The plant will need to import 4.72 million tons of coal per year. This massive freight will need about 59 ships each having 80,000-ton capacity that would be taken to the port on the bank of the river Poshur. The 40-kilometer waterway from the port to the plant winds through the Sundarbans. The very traffic through the mangrove could trigger a range of disasters for the area. There has already been an environmental disaster when an oil tanker carrying furnace oil, collided with a cargo vessel late last year. Within a week of the accident, the oil spill spread over 350 square kilometres in the Sundarbans, and threatened trees, plankton, fish and even dolphins, not to mention the damage it did to the whole mangrove ecosystem. Environmentalists say the coal-carrying vehicles which shall power the proposed Rampal power plant, are often not covered and scatter large amounts of fly ash, coal dust and sulfur.
From the scanty information available about the project scientists also presume it will possibly use deep tubewells to draw an estimated 25,000 cubic meters of water a day, required for the thermal generation. Extraction of such a volume of water every day will certainly cause the groundwater level to drop, bringing in fresh threats of disaster.
More alarmingly, the relatively hotter wastewater from the plant — treated or not – will be dumped into the river, threatening all aquatic life form in the vicinity and far away places.
Socially the project is set to cause havoc too. Displaced villagers, mainly dependent on agriculture, have already lost their dependency on farming. The impact will definitely reflect on the internal migration issue.
Now let’s look into what our heritage, the Sundarbans, has reserved for us for centuries. The exceptional biodiversity of the Sundarbans makes it the pride of the entire humanity. The Sundarbans is home to a wide range of flora and fauna, including the Bengal Tiger, 260 bird species, estuarine crocodile, spotted deer, the python and many other animals. The forest is a major player in the continual ecological processes such as monsoon rains, flooding, delta formation, tidal influence and plant colonisation.
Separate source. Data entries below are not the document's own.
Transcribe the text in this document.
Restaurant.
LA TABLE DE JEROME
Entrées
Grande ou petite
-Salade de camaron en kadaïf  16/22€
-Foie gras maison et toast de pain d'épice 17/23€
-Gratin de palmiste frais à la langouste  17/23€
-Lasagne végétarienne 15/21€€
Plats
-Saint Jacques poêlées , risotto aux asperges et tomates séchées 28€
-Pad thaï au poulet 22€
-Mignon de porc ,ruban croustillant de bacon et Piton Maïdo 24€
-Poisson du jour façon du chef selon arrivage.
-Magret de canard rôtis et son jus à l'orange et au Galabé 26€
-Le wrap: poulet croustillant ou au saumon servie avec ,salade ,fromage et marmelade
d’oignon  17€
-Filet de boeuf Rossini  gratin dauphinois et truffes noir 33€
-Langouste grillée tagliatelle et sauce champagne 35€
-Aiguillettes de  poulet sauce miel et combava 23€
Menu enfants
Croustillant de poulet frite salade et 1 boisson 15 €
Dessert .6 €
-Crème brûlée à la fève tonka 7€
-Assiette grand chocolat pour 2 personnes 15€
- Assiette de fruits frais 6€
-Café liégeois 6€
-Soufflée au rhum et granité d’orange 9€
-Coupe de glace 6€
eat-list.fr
The Sundarbans is crisscrossed by a formidable network of tidal waterways, mudflats and small islands of salt-tolerant mangrove forests.
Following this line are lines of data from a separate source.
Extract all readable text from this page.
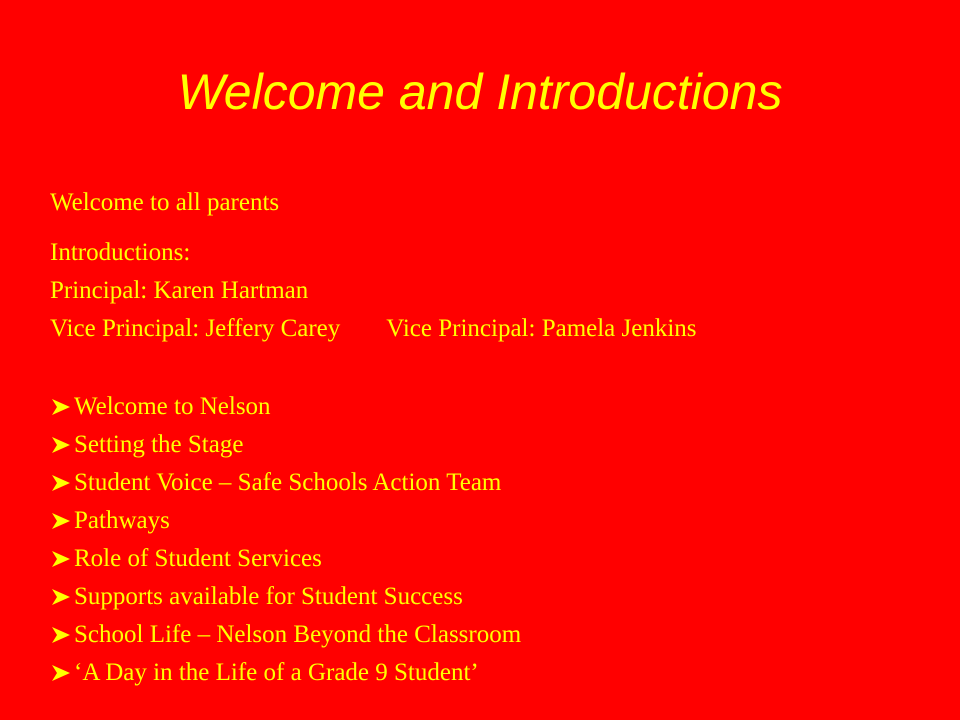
Welcome and Introductions
Welcome to all parents
Introductions:
Principal: Karen Hartman
Vice Principal: Jeffery Carey Vice Principal: Pamela Jenkins
Welcome to Nelson
Setting the Stage
Student Voice – Safe Schools Action Team
Pathways
Role of Student Services
Supports available for Student Success
School Life – Nelson Beyond the Classroom
‘A Day in the Life of a Grade 9 Student’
Sundri and Gewu species of trees dominate its landscape and patches of Nypa palm and several other mangrove species naturally create an amazing flood and storm barrier for the millions who live around it.
The Sundarbans is already facing threats from pollution, deforestation, rise in salinity and extinction of many species mainly due to human carelessness, ignorance and lack of implementation of laws, poaching and illegal wildlife trade.
Human interference on the Sundarbans, in the name of development, has never been more intense. To export coal, building of a deep-water anchorage at Akram Point, in the middle of the Sundarbans is now underway. The construction of a naval shipyard nearby is also nearing completion. The list of so-called development projects in or dangerously around the Sundarbans is becoming larger and larger by the day. Ministers are publicly earmarking Sundarbans areas for setting up ship breaking yards. Here we are not exploring the intentions of the big international companies eyeing the world heritage site for exploration of oil and gas.
The Rampal coal based power project is a blatant curse for the world that our government is miserably failing to acknowledge.